When, during the investigation, some interviewees were asked what could happen to these irregular armed groups in the hypothetical scenario that the opposition wins the 2024 elections, the interviewees almost unanimously used expressions such as “disaster”, “chaos”, “it would generate resistance”, “it would be horrible for the border”, “it could give rise to an armed conflict”.
These responses arose without hesitation from people who live in areas subject to the territorial control of irregular armed groups and who for years have suffered the rigors of their domination. They are not their sympathizers; they are their victims, but they have also learned that these groups are providing them with a certain security that was denied by ineffective and corrupt government officials.
What the responses of these interviewees show is that a scenario of peaceful submission of the irregular armed groups to a possible authority different from the one that has held power in Venezuela for the last two decades is not envisioned.
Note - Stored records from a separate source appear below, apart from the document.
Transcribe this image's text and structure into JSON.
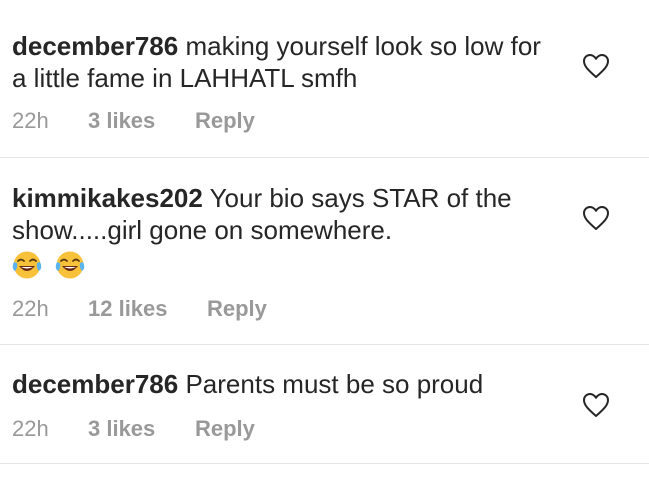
{
  "comments": [
    {
      "username": "december786",
      "text": "making yourself look so low for a little fame in LAHHATL smfh",
      "time": "22h",
      "likes": "3 likes",
      "reply": "Reply",
      "heart_icon": "heart-outline-icon"
    },
    {
      "username": "kimmikakes202",
      "text": "Your bio says STAR of the show.....girl gone on somewhere.",
      "emojis": [
        "face-with-tears-of-joy",
        "face-with-tears-of-joy"
      ],
      "time": "22h",
      "likes": "12 likes",
      "reply": "Reply",
      "heart_icon": "heart-outline-icon"
    },
    {
      "username": "december786",
      "text": "Parents must be so proud",
      "time": "22h",
      "likes": "3 likes",
      "reply": "Reply",
      "heart_icon": "heart-outline-icon"
    }
  ],
  "colors": {
    "text": "#262626",
    "meta": "#999999",
    "divider": "#e6e6e6",
    "emoji_face": "#f7c13a"
  }
}
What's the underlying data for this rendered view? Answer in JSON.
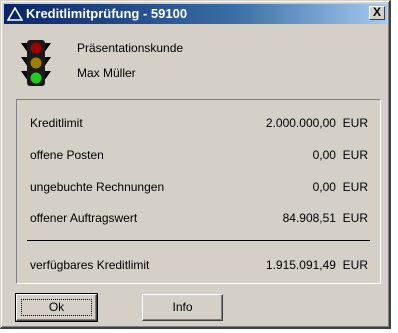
{
  "window": {
    "title": "Kreditlimitprüfung - 59100",
    "close_label": "X"
  },
  "customer": {
    "name": "Präsentationskunde",
    "contact": "Max Müller",
    "status_icon": "traffic-light"
  },
  "rows": [
    {
      "label": "Kreditlimit",
      "value": "2.000.000,00",
      "currency": "EUR"
    },
    {
      "label": "offene Posten",
      "value": "0,00",
      "currency": "EUR"
    },
    {
      "label": "ungebuchte Rechnungen",
      "value": "0,00",
      "currency": "EUR"
    },
    {
      "label": "offener Auftragswert",
      "value": "84.908,51",
      "currency": "EUR"
    }
  ],
  "total": {
    "label": "verfügbares Kreditlimit",
    "value": "1.915.091,49",
    "currency": "EUR"
  },
  "buttons": {
    "ok": "Ok",
    "info": "Info"
  },
  "colors": {
    "title_bar_start": "#0a246a",
    "title_bar_end": "#a6caf0",
    "face": "#d4d0c8"
  }
}
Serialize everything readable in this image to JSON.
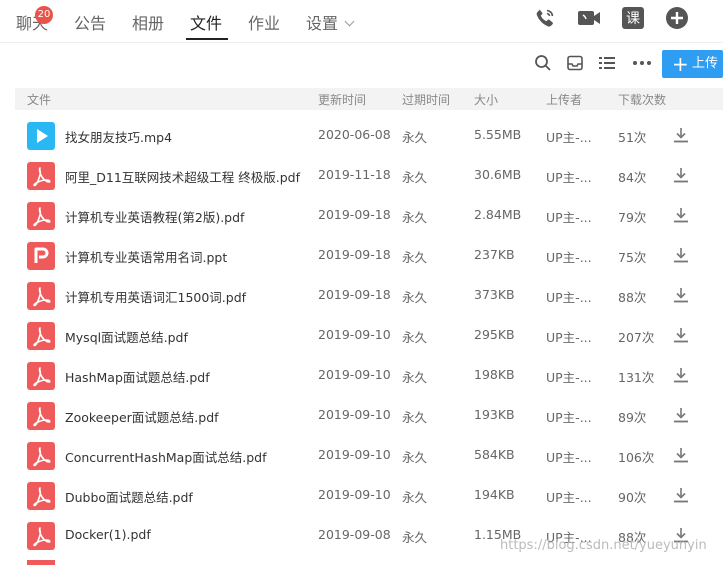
{
  "nav": {
    "tabs": [
      {
        "label": "聊天"
      },
      {
        "label": "公告"
      },
      {
        "label": "相册"
      },
      {
        "label": "文件"
      },
      {
        "label": "作业"
      },
      {
        "label": "设置"
      }
    ],
    "badge": "20",
    "active_tab": "文件",
    "course_icon_label": "课"
  },
  "toolbar": {
    "icons": [
      "search-icon",
      "inbox-icon",
      "list-view-icon",
      "more-icon"
    ],
    "upload_label": "上传"
  },
  "table": {
    "columns": [
      "文件",
      "更新时间",
      "过期时间",
      "大小",
      "上传者",
      "下载次数"
    ],
    "rows": [
      {
        "type": "mp4",
        "name": "找女朋友技巧.mp4",
        "date": "2020-06-08",
        "expire": "永久",
        "size": "5.55MB",
        "uploader": "UP主-...",
        "downloads": "51次"
      },
      {
        "type": "pdf",
        "name": "阿里_D11互联网技术超级工程 终极版.pdf",
        "date": "2019-11-18",
        "expire": "永久",
        "size": "30.6MB",
        "uploader": "UP主-...",
        "downloads": "84次"
      },
      {
        "type": "pdf",
        "name": "计算机专业英语教程(第2版).pdf",
        "date": "2019-09-18",
        "expire": "永久",
        "size": "2.84MB",
        "uploader": "UP主-...",
        "downloads": "79次"
      },
      {
        "type": "ppt",
        "name": "计算机专业英语常用名词.ppt",
        "date": "2019-09-18",
        "expire": "永久",
        "size": "237KB",
        "uploader": "UP主-...",
        "downloads": "75次"
      },
      {
        "type": "pdf",
        "name": "计算机专用英语词汇1500词.pdf",
        "date": "2019-09-18",
        "expire": "永久",
        "size": "373KB",
        "uploader": "UP主-...",
        "downloads": "88次"
      },
      {
        "type": "pdf",
        "name": "Mysql面试题总结.pdf",
        "date": "2019-09-10",
        "expire": "永久",
        "size": "295KB",
        "uploader": "UP主-...",
        "downloads": "207次"
      },
      {
        "type": "pdf",
        "name": "HashMap面试题总结.pdf",
        "date": "2019-09-10",
        "expire": "永久",
        "size": "198KB",
        "uploader": "UP主-...",
        "downloads": "131次"
      },
      {
        "type": "pdf",
        "name": "Zookeeper面试题总结.pdf",
        "date": "2019-09-10",
        "expire": "永久",
        "size": "193KB",
        "uploader": "UP主-...",
        "downloads": "89次"
      },
      {
        "type": "pdf",
        "name": "ConcurrentHashMap面试总结.pdf",
        "date": "2019-09-10",
        "expire": "永久",
        "size": "584KB",
        "uploader": "UP主-...",
        "downloads": "106次"
      },
      {
        "type": "pdf",
        "name": "Dubbo面试题总结.pdf",
        "date": "2019-09-10",
        "expire": "永久",
        "size": "194KB",
        "uploader": "UP主-...",
        "downloads": "90次"
      },
      {
        "type": "pdf",
        "name": "Docker(1).pdf",
        "date": "2019-09-08",
        "expire": "永久",
        "size": "1.15MB",
        "uploader": "UP主-...",
        "downloads": "88次"
      }
    ]
  },
  "watermark": "https://blog.csdn.net/yueyunyin",
  "colors": {
    "accent_blue": "#2f9df1",
    "pdf_red": "#ef5b5b",
    "video_blue": "#2ab8f5",
    "badge_red": "#e8534a",
    "icon_dark": "#555555"
  }
}
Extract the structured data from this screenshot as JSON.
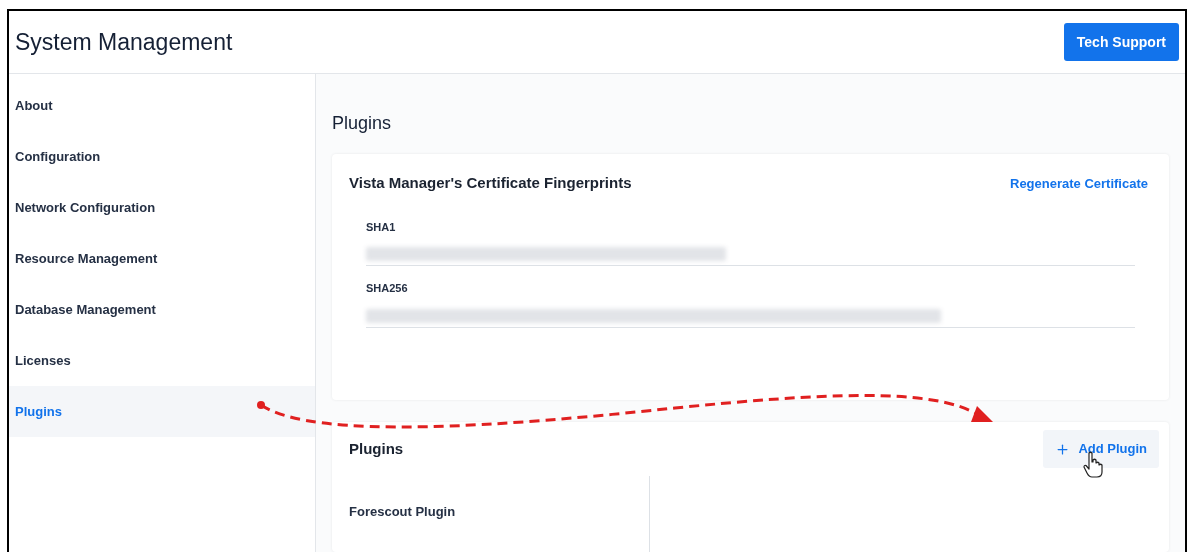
{
  "window": {
    "title": "System Management"
  },
  "header_button": "Tech Support",
  "sidebar": {
    "items": [
      {
        "label": "About",
        "selected": false
      },
      {
        "label": "Configuration",
        "selected": false
      },
      {
        "label": "Network Configuration",
        "selected": false
      },
      {
        "label": "Resource Management",
        "selected": false
      },
      {
        "label": "Database Management",
        "selected": false
      },
      {
        "label": "Licenses",
        "selected": false
      },
      {
        "label": "Plugins",
        "selected": true
      }
    ]
  },
  "page_title": "Plugins",
  "certificate_card": {
    "title": "Vista Manager's Certificate Fingerprints",
    "action": "Regenerate Certificate",
    "fields": [
      {
        "label": "SHA1"
      },
      {
        "label": "SHA256"
      }
    ]
  },
  "plugins_card": {
    "title": "Plugins",
    "add_button": "Add Plugin",
    "items": [
      {
        "name": "Forescout Plugin"
      }
    ]
  }
}
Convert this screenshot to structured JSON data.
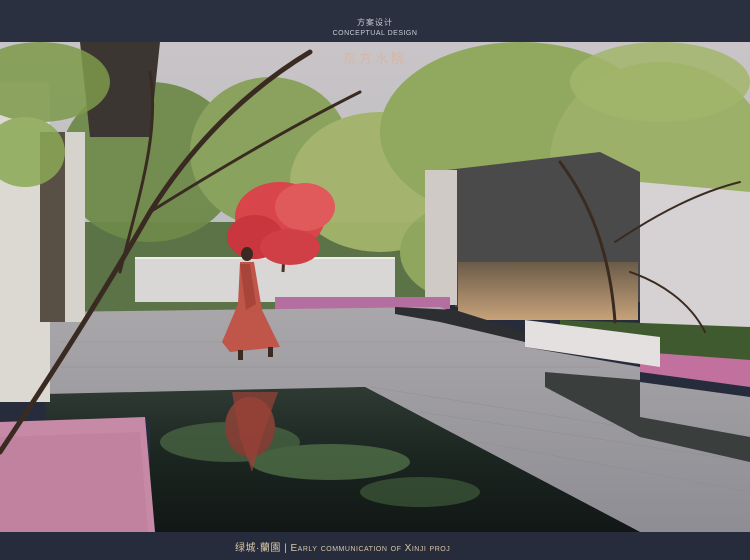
{
  "header": {
    "title_cn": "方案设计",
    "title_en": "CONCEPTUAL DESIGN"
  },
  "photo": {
    "overlay_title": "东方水院",
    "scene": "render"
  },
  "footer": {
    "brand_cn": "绿城·蘭園",
    "separator": "|",
    "text_en": "Early communication of Xinji proj"
  },
  "colors": {
    "header_bg": "#2a3040",
    "accent_gold": "#d8c6a6",
    "maple_red": "#d8454a",
    "dress": "#c0564a"
  }
}
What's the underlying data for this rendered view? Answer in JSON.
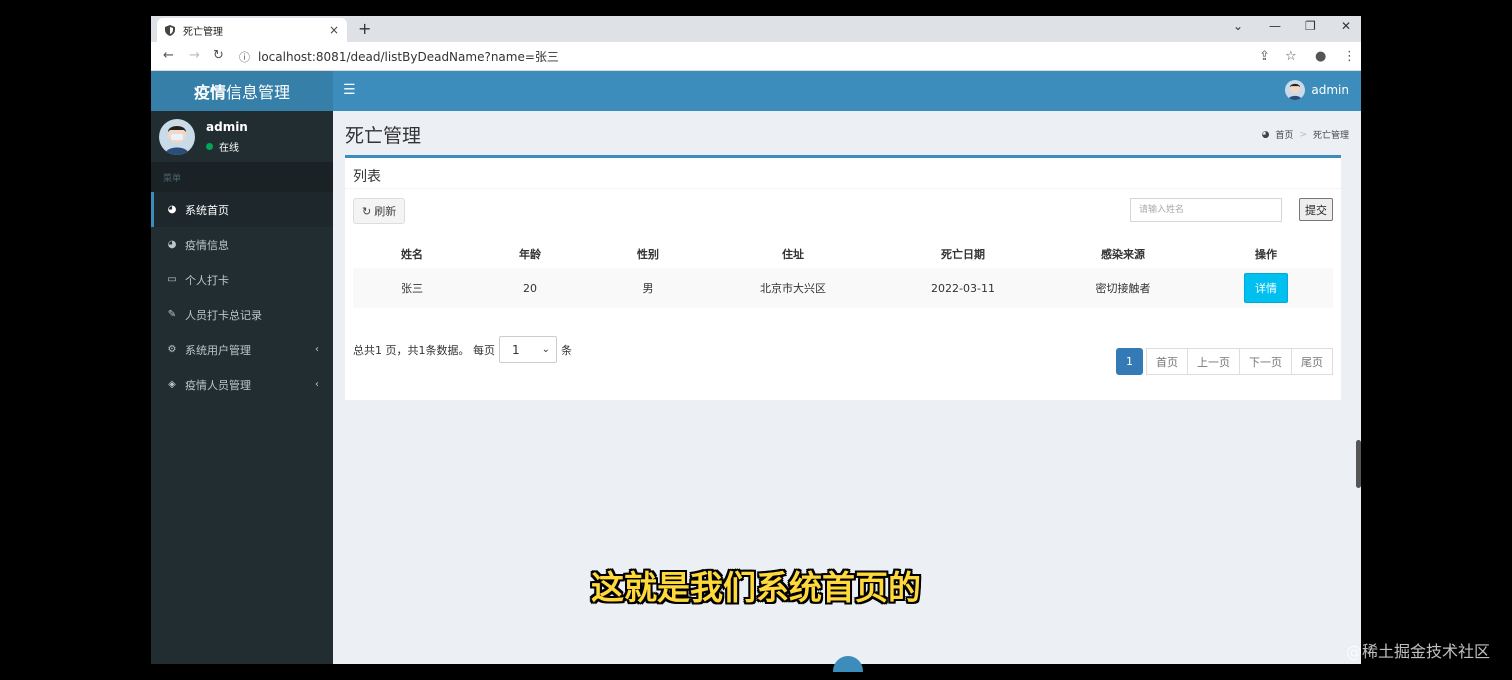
{
  "browser": {
    "tab_title": "死亡管理",
    "url": "localhost:8081/dead/listByDeadName?name=张三"
  },
  "app": {
    "logo_bold": "疫情",
    "logo_rest": "信息管理",
    "user": {
      "name": "admin",
      "status": "在线"
    },
    "menu_header": "菜单",
    "menu": [
      {
        "label": "系统首页",
        "icon": "dashboard-icon"
      },
      {
        "label": "疫情信息",
        "icon": "dashboard-icon"
      },
      {
        "label": "个人打卡",
        "icon": "laptop-icon"
      },
      {
        "label": "人员打卡总记录",
        "icon": "edit-icon"
      },
      {
        "label": "系统用户管理",
        "icon": "cogs-icon",
        "arrow": "‹"
      },
      {
        "label": "疫情人员管理",
        "icon": "cube-icon",
        "arrow": "‹"
      }
    ],
    "top_user": "admin",
    "page_title": "死亡管理",
    "breadcrumb": {
      "home": "首页",
      "current": "死亡管理"
    },
    "box_title": "列表",
    "refresh_label": "刷新",
    "search_placeholder": "请输入姓名",
    "submit_label": "提交",
    "table": {
      "headers": [
        "姓名",
        "年龄",
        "性别",
        "住址",
        "死亡日期",
        "感染来源",
        "操作"
      ],
      "rows": [
        {
          "name": "张三",
          "age": "20",
          "gender": "男",
          "address": "北京市大兴区",
          "date": "2022-03-11",
          "source": "密切接触者",
          "action": "详情"
        }
      ]
    },
    "page_info_prefix": "总共1 页，共1条数据。 每页",
    "page_size": "1",
    "page_info_suffix": "条",
    "pagination": {
      "current": "1",
      "first": "首页",
      "prev": "上一页",
      "next": "下一页",
      "last": "尾页"
    }
  },
  "overlay": {
    "subtitle": "这就是我们系统首页的",
    "watermark": "@稀土掘金技术社区"
  },
  "colors": {
    "primary": "#3c8dbc",
    "sidebar": "#222d32",
    "detail_button": "#00c0ef",
    "subtitle": "#ffd83a"
  }
}
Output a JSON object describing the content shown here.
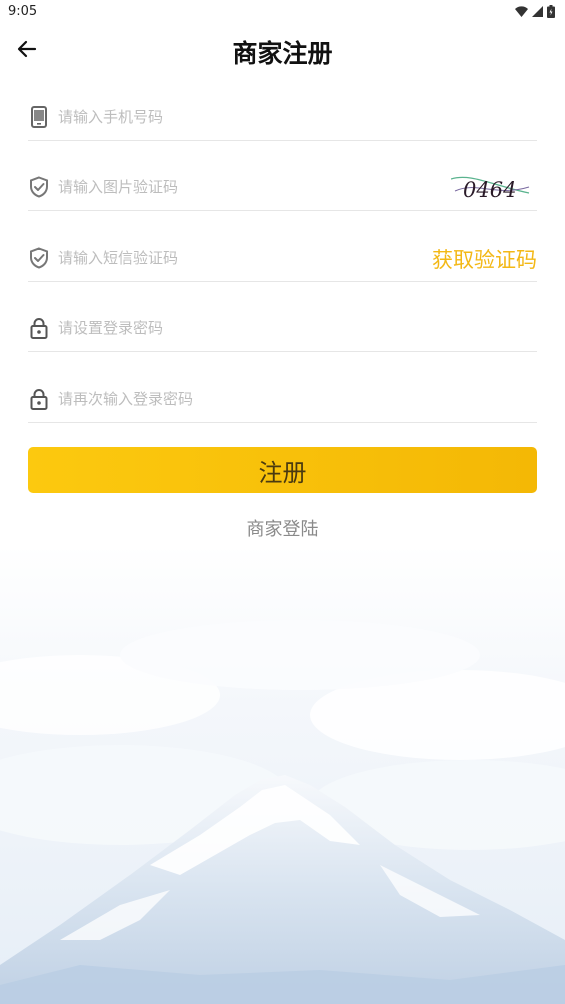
{
  "status_bar": {
    "time": "9:05",
    "icons": [
      "wifi-icon",
      "cellular-signal-icon",
      "battery-icon"
    ]
  },
  "header": {
    "title": "商家注册",
    "back_icon": "arrow-left-icon"
  },
  "form": {
    "phone_placeholder": "请输入手机号码",
    "captcha_placeholder": "请输入图片验证码",
    "captcha_text": "0464",
    "sms_placeholder": "请输入短信验证码",
    "sms_button": "获取验证码",
    "password_placeholder": "请设置登录密码",
    "password_confirm_placeholder": "请再次输入登录密码"
  },
  "actions": {
    "register_label": "注册",
    "login_label": "商家登陆"
  },
  "colors": {
    "accent": "#f3b816",
    "button_gradient_start": "#fcc90f",
    "button_gradient_end": "#f4b805",
    "placeholder": "#bdbdbd",
    "divider": "#e6e6e6"
  }
}
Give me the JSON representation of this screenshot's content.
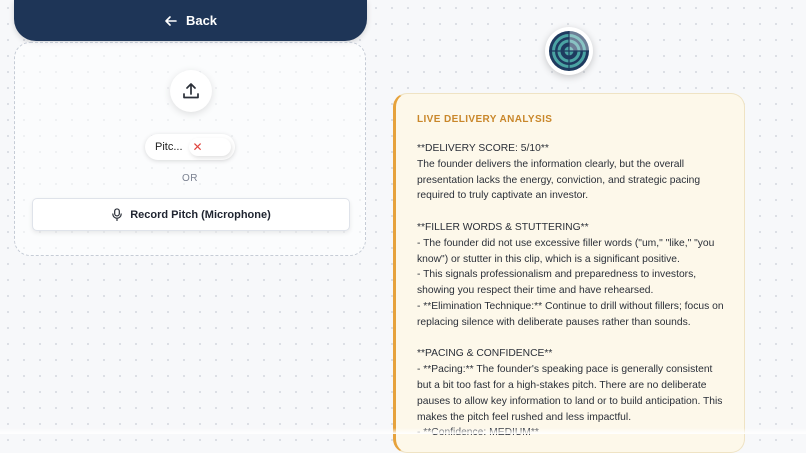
{
  "nav": {
    "back_label": "Back",
    "back_icon": "arrow-left-icon"
  },
  "upload": {
    "icon": "upload-icon",
    "file_name": "Pitc...",
    "remove_icon": "close-icon",
    "remove_symbol": "✕",
    "divider_text": "OR",
    "record_label": "Record Pitch (Microphone)",
    "record_icon": "microphone-icon"
  },
  "logo": {
    "icon": "radar-logo-icon",
    "colors": [
      "#1e3a5f",
      "#4aa3a3",
      "#ffffff"
    ]
  },
  "analysis": {
    "title": "LIVE DELIVERY ANALYSIS",
    "body": "**DELIVERY SCORE: 5/10**\nThe founder delivers the information clearly, but the overall presentation lacks the energy, conviction, and strategic pacing required to truly captivate an investor.\n\n**FILLER WORDS & STUTTERING**\n- The founder did not use excessive filler words (\"um,\" \"like,\" \"you know\") or stutter in this clip, which is a significant positive.\n- This signals professionalism and preparedness to investors, showing you respect their time and have rehearsed.\n- **Elimination Technique:** Continue to drill without fillers; focus on replacing silence with deliberate pauses rather than sounds.\n\n**PACING & CONFIDENCE**\n- **Pacing:** The founder's speaking pace is generally consistent but a bit too fast for a high-stakes pitch. There are no deliberate pauses to allow key information to land or to build anticipation. This makes the pitch feel rushed and less impactful.\n- **Confidence: MEDIUM**",
    "accent_color": "#e6a23c"
  }
}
The only reason why the irregular armed groups that have proliferated in the country do not challenge power is because they know that they can continue carrying out their illicit businesses as long as they do not cross that intangible limit that separates focused power from official power.
The subjugation of irregular armed groups and the recovery of territorial control is not an issue that worries those who hold power. On the contrary, these are groups that are functional to them. They are their brave dogs, and they are not going to muzzle them, because they are there to intimidate real or perceived opponents, without generating political costs for the government in terms of human rights.
For its part, the opposition does not seem to want to talk about the existence of irregular armed groups that control territory, either out of ignorance and fear of the unknown, or because it feels incapable of handling the situation and fears that it could become a Pandora’s box.
If the opposition has any interest in recovering democracy and institutionality, it cannot ignore the issue and must prepare now to start considering the existence of these actors. It is not a question of including a representative of an armed group at the table in Mexico, but of beginning to think seriously about transition strategies that take into account the existence of irregular armed actors, especially those who have territorial control and capacity of governance.
It is imperative to begin exploring mechanisms and experiences for the demobilization of armed groups and the gradual recovery of the territory with viable insertion alternatives for those who exercise armed control. The international community can support with experiences and facilitate workshops in which alternatives are examined.